I think Matthew 14 has a particularly significant context, the more I think about it. We spent a lot of time in July with the parables of Matthew 13, covering that chapter almost in its entirety; last week we read the story that immediately precedes this one, Matthew 14:13-21, the story of Jesus feeding 5,000 people. But what we skipped is the critical tale that occupies the first 12 verses of Matthew 14, and I cannot get away from the possibility that that gory account of the beheading of Jesus' cousin, forerunner, baptizer, and friend John the Baptist is the story that is the undercurrent of this whole chapter. The one preparing the way for Jesus has just been killed in a horrifying manner; and throughout the rest of the chapter, one can almost see Jesus reeling from this news, trying to figure out his next move, trying to process his grief. He begins by withdrawing to an isolated place, perhaps to hide out from Herod for a bit since it seems inevitable that he will be next, perhaps simply to pray and lay out his sorrow and--dare I say it--fear before God. But the crowds follow him there, finding him even in this remote place, and Jesus is filled with compassion to put his own grief aside long enough to teach, to heal, to feed.
In this week's story, however, Jesus gets a chance to get the quiet he needs again--he makes the disciples get in a boat and leave him so he can sit and pray.
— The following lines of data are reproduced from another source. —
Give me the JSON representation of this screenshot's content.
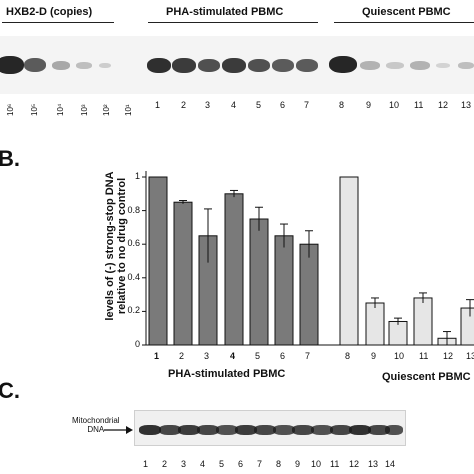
{
  "panelA": {
    "hdr_hxb2": "HXB2-D (copies)",
    "hdr_pha": "PHA-stimulated PBMC",
    "hdr_quiescent": "Quiescent PBMC",
    "standards": [
      "10⁶",
      "10⁵",
      "10⁴",
      "10³",
      "10²",
      "10¹"
    ],
    "lanes": [
      "1",
      "2",
      "3",
      "4",
      "5",
      "6",
      "7",
      "8",
      "9",
      "10",
      "11",
      "12",
      "13"
    ]
  },
  "panelB": {
    "label": "B.",
    "ylabel_line1": "levels of (-) strong-stop DNA",
    "ylabel_line2": "relative to no drug control",
    "group1": "PHA-stimulated PBMC",
    "group2": "Quiescent PBMC"
  },
  "panelC": {
    "label": "C.",
    "mito_line1": "Mitochondrial",
    "mito_line2": "DNA",
    "lanes": [
      "1",
      "2",
      "3",
      "4",
      "5",
      "6",
      "7",
      "8",
      "9",
      "10",
      "11",
      "12",
      "13",
      "14"
    ]
  },
  "chart_data": {
    "type": "bar",
    "categories": [
      "1",
      "2",
      "3",
      "4",
      "5",
      "6",
      "7",
      "8",
      "9",
      "10",
      "11",
      "12",
      "13"
    ],
    "values": [
      1.0,
      0.85,
      0.65,
      0.9,
      0.75,
      0.65,
      0.6,
      1.0,
      0.25,
      0.14,
      0.28,
      0.04,
      0.22
    ],
    "errors": [
      0.0,
      0.01,
      0.16,
      0.02,
      0.07,
      0.07,
      0.08,
      0.0,
      0.03,
      0.02,
      0.03,
      0.04,
      0.05
    ],
    "groups": [
      "PHA-stimulated PBMC",
      "Quiescent PBMC"
    ],
    "ylabel": "levels of (-) strong-stop DNA relative to no drug control",
    "yticks": [
      "0",
      "0.2",
      "0.4",
      "0.6",
      "0.8",
      "1"
    ],
    "ylim": [
      0,
      1.0
    ],
    "colors": {
      "pha": "#7a7a7a",
      "quiescent": "#e6e6e6"
    }
  }
}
Maybe he is sending the disciples away from him so they won't be caught up in the fate he is now realizing will likely be his--maybe he pushes them out to sea on a raft for their own safety, who knows? But soon the sea is not safe, and again Jesus abandons his solitude to come to them where they are, to meet their needs. It is as he does this that, for the first time, Jesus is identified as the Son of God--one not just human but divine, with power to save. And it won't be long after this before Jesus begins telling the disciples of his now inevitable fate: that John the Baptist is not going to be the only one to lose his life in this divine mission.
I just wonder how we read these miraculous acts of Jesus--feeding the masses, going to the disciples--differently in their critical location amidst Jesus' grief and Jesus' apparent recognition of how this mission is likely going to end. How can we see Jesus' compassion and presence and provision and salvation more fully as we locate it within the turmoil within him, turmoil he seemed to find strength to repeatedly put aside for the sake of caring for those around him--an act miraculous enough to leave his friends in worship, recognizing for the first time that this one among them was more than they'd ever dreamed? Location, location, location...what difference does it make?